Increasing the Power of Your Study by Increasing the Effect Size
In: Journal of consumer research: JCR ; an interdisciplinary journal, Band 44, Heft 5, S. 1157-1173
ISSN: 1537-5277
Abstract
As in other social sciences, published findings in consumer research tend to overestimate the size of the effect being investigated, due to both file drawer effects and abuse of researcher degrees of freedom, including opportunistic analysis decisions. Given that most effect sizes are substantially smaller than would be apparent from published research, there has been a widespread call to increase power by increasing sample size.

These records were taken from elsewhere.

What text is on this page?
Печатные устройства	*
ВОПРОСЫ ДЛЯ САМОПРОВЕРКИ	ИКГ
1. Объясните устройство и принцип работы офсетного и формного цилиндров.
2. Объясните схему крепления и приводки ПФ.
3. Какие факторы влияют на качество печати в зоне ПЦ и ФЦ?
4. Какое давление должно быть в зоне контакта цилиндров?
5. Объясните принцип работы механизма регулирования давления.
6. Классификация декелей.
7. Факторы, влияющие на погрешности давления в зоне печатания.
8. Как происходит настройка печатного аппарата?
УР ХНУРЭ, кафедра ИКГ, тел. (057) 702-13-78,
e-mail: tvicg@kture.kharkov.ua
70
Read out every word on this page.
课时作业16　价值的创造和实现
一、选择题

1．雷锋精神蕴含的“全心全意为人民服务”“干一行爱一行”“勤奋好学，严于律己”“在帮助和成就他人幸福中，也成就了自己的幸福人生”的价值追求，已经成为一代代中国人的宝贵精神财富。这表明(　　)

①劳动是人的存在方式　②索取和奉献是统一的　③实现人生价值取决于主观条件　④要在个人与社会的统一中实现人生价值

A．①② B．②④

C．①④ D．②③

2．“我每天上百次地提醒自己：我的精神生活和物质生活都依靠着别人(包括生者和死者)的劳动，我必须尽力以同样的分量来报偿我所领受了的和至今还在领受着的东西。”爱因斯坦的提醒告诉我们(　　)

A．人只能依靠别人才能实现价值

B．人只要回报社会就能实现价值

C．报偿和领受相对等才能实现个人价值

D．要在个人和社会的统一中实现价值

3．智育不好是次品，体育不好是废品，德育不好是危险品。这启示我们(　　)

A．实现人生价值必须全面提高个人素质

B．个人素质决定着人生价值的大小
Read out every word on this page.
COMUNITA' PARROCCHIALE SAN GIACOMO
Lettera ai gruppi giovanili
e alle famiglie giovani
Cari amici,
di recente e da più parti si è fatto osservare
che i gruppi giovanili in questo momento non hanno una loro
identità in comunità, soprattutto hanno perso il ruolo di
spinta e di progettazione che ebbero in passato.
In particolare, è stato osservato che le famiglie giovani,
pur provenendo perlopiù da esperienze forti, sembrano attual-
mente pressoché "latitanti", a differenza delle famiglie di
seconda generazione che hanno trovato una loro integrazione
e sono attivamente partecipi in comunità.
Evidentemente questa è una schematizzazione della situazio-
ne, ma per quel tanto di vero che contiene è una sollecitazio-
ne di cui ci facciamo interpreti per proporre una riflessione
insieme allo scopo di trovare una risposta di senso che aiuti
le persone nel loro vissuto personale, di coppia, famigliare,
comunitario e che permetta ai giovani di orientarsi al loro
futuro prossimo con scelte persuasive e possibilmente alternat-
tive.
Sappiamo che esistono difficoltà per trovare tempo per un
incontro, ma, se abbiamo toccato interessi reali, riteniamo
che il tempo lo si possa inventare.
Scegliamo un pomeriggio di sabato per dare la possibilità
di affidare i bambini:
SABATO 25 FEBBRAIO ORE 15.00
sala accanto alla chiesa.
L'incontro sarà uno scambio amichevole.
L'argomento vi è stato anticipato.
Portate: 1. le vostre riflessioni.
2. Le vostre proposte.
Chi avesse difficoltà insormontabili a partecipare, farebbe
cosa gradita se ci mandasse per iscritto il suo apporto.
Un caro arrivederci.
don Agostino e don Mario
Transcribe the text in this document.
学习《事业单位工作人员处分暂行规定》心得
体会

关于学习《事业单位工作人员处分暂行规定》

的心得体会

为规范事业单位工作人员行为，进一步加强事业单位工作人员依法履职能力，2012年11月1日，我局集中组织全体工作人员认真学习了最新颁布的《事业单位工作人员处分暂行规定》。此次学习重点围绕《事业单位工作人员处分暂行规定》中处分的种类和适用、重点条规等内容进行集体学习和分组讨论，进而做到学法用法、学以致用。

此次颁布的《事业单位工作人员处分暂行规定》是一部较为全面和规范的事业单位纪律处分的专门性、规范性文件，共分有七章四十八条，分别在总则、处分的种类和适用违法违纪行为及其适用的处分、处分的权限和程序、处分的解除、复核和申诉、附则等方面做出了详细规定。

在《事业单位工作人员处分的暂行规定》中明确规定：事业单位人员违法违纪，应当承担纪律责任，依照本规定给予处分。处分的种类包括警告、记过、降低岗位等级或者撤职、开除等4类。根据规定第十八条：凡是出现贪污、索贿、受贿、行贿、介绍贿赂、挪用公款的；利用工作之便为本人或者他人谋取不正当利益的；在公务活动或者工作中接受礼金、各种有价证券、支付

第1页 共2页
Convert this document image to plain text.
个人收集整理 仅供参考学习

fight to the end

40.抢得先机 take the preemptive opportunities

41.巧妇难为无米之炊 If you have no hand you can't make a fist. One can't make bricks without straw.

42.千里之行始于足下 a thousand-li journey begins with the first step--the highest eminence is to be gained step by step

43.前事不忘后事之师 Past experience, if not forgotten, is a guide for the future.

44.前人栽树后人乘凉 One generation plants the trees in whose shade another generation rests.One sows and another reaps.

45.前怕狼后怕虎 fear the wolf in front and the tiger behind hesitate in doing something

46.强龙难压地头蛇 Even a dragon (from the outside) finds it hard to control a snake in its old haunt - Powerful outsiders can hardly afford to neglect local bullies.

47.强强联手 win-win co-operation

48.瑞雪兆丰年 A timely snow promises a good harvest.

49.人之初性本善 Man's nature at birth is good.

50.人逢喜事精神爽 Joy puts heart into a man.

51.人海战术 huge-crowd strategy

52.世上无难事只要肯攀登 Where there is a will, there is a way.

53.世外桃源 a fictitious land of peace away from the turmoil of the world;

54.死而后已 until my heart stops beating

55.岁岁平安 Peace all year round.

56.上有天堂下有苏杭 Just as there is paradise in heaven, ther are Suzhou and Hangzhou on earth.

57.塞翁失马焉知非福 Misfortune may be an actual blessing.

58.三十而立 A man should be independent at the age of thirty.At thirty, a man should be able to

We propose that, aside from increasing sample size, researchers can also increase power by boosting the effect size. If done correctly, removing participants, using covariates, and optimizing experimental designs, stimuli, and measures can boost effect size without inflating researcher degrees of freedom. In fact, careful planning of studies and analyses to maximize effect size is essential to be able to study many psychologically interesting phenomena when massive sample sizes are not feasible.